At least it wasn’t Uranus. Those jokes just write themselves. The fact that Neptune is blue definitely helps with the aesthetics.
In the original script draft made a million billion years ago, the engines didn’t rotate and the innards of the ship were designed to be functional on two gravity planes. I ditched that idea in the first revision after realizing what a total pain in the ass it would be in terms of modeling, layout, etceteras. Reworking the outboard engines to rotate 90 ° ventral was ultimately easier, and something I could put off to last week – whereas compensating for bidirectional gravity would have hounded development efforts throughout the book.
Rationalizing how the Daedalus can run at 0.5 gravity thrust with its existing fuel reserves* is a headache preferable to giving in to the typical sci-fi trope of “artificial gravity is Just There, Just Works (especially when the power is cut or the engines are out), and We Don’t Talk About It. Ever.” I’ve seen enough sci-fi – good and bad – to appreciate the movies and shows that make even a token effort to explain or visualize artificial gravity – and to really appreciate it when a show actually makes a serious effort at realism.
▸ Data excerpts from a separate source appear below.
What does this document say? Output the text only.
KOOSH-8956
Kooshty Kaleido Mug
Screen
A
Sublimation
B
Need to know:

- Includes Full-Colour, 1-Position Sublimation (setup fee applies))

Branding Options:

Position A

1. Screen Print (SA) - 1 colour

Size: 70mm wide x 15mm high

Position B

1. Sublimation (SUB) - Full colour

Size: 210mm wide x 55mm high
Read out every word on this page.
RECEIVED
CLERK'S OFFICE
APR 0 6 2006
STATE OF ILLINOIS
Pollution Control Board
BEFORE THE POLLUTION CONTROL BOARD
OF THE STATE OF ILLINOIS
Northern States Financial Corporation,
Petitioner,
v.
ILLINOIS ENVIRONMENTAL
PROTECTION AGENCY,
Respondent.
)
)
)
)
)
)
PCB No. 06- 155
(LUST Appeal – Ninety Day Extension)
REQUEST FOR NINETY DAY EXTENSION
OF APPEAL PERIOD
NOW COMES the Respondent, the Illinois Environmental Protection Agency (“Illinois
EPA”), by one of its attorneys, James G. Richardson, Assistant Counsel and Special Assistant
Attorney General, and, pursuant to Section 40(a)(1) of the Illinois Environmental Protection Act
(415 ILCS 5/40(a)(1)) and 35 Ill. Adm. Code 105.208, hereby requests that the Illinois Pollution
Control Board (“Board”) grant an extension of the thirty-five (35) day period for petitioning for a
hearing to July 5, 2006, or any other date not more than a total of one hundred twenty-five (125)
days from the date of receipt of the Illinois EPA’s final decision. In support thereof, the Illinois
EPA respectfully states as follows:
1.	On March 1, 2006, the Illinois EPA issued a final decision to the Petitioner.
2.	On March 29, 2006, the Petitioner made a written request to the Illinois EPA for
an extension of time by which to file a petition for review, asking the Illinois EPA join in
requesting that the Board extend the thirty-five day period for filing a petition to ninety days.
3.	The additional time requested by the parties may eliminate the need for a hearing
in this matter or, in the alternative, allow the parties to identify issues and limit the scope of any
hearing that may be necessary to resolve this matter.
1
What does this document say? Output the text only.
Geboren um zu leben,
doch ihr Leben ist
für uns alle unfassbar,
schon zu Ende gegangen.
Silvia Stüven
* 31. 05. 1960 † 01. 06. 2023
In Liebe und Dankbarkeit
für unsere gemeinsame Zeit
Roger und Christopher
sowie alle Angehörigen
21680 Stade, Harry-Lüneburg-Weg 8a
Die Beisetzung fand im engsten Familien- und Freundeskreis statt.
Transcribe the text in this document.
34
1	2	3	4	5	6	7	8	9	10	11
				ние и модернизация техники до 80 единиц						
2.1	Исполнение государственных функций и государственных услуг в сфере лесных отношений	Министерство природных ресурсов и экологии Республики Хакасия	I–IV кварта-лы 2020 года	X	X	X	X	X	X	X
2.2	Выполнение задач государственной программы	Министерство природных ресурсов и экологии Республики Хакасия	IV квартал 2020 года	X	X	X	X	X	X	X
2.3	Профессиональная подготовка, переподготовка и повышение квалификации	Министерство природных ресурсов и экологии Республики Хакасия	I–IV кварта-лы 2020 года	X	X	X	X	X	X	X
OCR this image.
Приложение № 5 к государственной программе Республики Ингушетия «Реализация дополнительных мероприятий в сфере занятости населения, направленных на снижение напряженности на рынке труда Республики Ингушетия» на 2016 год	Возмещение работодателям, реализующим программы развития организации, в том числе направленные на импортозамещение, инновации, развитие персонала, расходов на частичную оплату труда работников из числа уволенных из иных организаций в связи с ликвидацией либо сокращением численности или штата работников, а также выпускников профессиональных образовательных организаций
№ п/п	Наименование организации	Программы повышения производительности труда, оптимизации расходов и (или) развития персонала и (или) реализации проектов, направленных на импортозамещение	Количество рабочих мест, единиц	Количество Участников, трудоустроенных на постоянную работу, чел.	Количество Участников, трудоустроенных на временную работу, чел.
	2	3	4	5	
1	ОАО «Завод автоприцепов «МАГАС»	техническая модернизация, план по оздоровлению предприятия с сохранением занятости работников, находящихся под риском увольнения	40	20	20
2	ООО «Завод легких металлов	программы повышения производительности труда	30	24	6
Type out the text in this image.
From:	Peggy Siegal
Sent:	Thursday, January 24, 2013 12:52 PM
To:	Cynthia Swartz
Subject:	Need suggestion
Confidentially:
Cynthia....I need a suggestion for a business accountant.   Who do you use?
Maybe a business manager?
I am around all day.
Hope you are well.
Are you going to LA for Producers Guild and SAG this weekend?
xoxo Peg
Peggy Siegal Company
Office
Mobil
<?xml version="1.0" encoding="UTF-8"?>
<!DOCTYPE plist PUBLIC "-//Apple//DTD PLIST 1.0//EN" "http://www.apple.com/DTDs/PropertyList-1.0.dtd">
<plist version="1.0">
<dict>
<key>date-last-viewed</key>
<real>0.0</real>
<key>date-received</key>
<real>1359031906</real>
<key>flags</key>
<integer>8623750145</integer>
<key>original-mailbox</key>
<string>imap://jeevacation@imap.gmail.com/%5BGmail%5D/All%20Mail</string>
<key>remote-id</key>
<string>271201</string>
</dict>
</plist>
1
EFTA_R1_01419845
Yes, I know microgravity is an incredible pain in the ass to fake for even brief periods in live-action sci-fi, but come on. Don’t fucking tell me the Cylons wouldn’t have cut the gravity when they boarded Galactica. :P Nathan Spring‘s bad microgravity hair trumps that entire episode of BSG if for no other reason than Tigh could have at least lip-serviced the idea by line-iteming “artificial gravity” into the list of things the Centurions would go after. Is hollywood that writer-blind to physics?
Rant, rant, rant.
I spend more time thinking about this stuff than Star Trek writers spend inventing treknology that explains away why they haven’t. But I don’t have a special effects budget to worry about – you can do these kinds of things in comics.
Note to self – Replace existing status readouts with am-specific status readout. This has already been manufactured for the next page but is more appropriately introduced here. I’ve already tried photoshop, but getting the perspective right will require rerenders of panels two and seven. Fixed 20080322.
* They’re very, very efficient engines. If the Saturn V rocket could be compared to the Bletchley Park Colossus, then the Daedalus engines would be comprable to a Macbook Pro. Much smaller, uses much less fuel, and much more power. I’d say real-world rocket technology will eventually get there, but we don’t seem to be giving much of a shit when it comes to pushing it forward.
Mastering notes, 2016.12.07 – Corrected a continuity error. The Daedalus is now heading for the location it stops at in the next chapter.